Мы как-то зашли к нему в кепочную вместе с Яшей Лифшицем.
– Зачем вам новая кепка? – сердито спросил Зусман Яшу. – У вас же еще вполне приличная.
– Это уж мое дело! – так же сердито ответил Яша.
– Привыкли разбрасываться кепками? – иронически спросил Зусман. – Ваше дело! Миля, дай этому товарищу какую-нибудь кепочку. А мне надо зайти до соседа.
Он ушел. Яша, посапывая от гнева на странного продавца, начал примерять кепки. Миля держал перед ним зеркало и два раза чуть не уронил его, засыпая.
Яша колебался. Он надел коричневую кепку и спросил меня, идет ли она ему.
Я не успел ответить. Вошел Зусман, мельком взглянул на Яшу и спросил:
– Миля, где же тот покупатель, который только что заходил до лавки?
– Так вот он, – уныло ответил Миля и показал на Яшу.
– Нет! – вскричал Зусман, отступил, всплеснул руками, и бородатое его лицо расплылось в счастливую улыбку. – Нет! Что ты выдумываешь, Миля! Это же передо мной стоит лорд в шотландской кепке, настоящий лорд Чемберлен{47}. А тот покупатель был, извините, совершенно затрушенный и смахивал на босяка.
– Так это же он, – так же уныло подтвердил Миля. – Только он в новой кепке.
– Ай-ай-ай! – закричал Зусман. – Что может сделать с человеком такая дешевая кепка за сто тысяч рублей! Если она, конечно, сшита хорошим мастером! Она может сделать чудо!

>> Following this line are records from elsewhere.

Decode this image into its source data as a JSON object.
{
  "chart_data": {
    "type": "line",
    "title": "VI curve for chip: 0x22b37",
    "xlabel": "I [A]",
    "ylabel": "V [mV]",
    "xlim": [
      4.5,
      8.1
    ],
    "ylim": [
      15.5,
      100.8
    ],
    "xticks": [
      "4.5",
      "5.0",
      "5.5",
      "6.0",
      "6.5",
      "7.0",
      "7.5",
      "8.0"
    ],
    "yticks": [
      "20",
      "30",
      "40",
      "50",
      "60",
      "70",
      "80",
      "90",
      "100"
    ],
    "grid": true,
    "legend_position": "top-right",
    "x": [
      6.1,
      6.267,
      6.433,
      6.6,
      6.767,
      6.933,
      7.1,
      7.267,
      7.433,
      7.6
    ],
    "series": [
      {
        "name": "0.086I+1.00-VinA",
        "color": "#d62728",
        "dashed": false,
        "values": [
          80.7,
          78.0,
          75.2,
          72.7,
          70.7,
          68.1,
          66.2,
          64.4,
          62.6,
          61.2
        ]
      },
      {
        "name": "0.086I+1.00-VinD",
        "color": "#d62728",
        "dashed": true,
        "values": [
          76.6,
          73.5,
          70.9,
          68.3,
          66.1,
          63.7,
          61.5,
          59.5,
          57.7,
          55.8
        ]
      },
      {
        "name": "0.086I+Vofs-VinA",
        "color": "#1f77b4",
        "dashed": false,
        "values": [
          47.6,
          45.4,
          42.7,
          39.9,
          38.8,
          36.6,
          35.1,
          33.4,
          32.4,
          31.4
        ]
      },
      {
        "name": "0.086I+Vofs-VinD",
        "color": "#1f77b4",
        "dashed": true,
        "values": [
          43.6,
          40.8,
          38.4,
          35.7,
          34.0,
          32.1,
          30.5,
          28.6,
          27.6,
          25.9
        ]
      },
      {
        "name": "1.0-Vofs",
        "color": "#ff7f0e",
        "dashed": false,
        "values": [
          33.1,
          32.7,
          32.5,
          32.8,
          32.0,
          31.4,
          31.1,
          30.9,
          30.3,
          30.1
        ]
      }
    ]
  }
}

Яша не выдержал и расхохотался. Зусман тоже хохотал до слез, довольный своей выдумкой, и дружески похлопал Яшу по плечу.
– Торговля с нас делает артистов, – говорил он сквозь смех. – Из меня бы вышел комик, честное слово! Будем знакомы. Приходите когда до меня поговорить, а то можно пропасть в этой пустой лавке. Я вам сошью такую летнюю кепку, что сам Ллойд-Джордж{48} не имел и не будет иметь такой кепки никогда в жизни. Абы только достать хороший материал.
Все были очень довольны, а Миля снова уже сидел на табуретке за прилавком, клевал носом и всхрапывал.
– Сами можете убедиться, – сказал со вздохом Зусман и кивнул на Милю, – какой у меня собеседник. Это же только сойти с ума и умереть!
«Что вы хотели, молодой человек?» – спрашивали меня каждый раз на одесском базаре. Что я хотел? Я хотел одного: чтобы это капище нищеты и грязи было сожжено, развеяно по ветру. В конце концов так и случилось.
Да, кстати, Регинин поверил, что я продал его ватин за двести тысяч рублей. Обман обнаружился только через двадцать лет в Москве, и Регинин торжественно вернул мне эти двести тысяч рублей в виде двух десятирублевых бумажек выпуска 1939 года. При этом он по своей манере бесшумно трясся от смеха.
«Мопассанов я вам гарантирую»
В одном из номеров «Моряка» был напечатан рассказ под названием «Король». Под рассказом стояла подпись: «И. Бабель».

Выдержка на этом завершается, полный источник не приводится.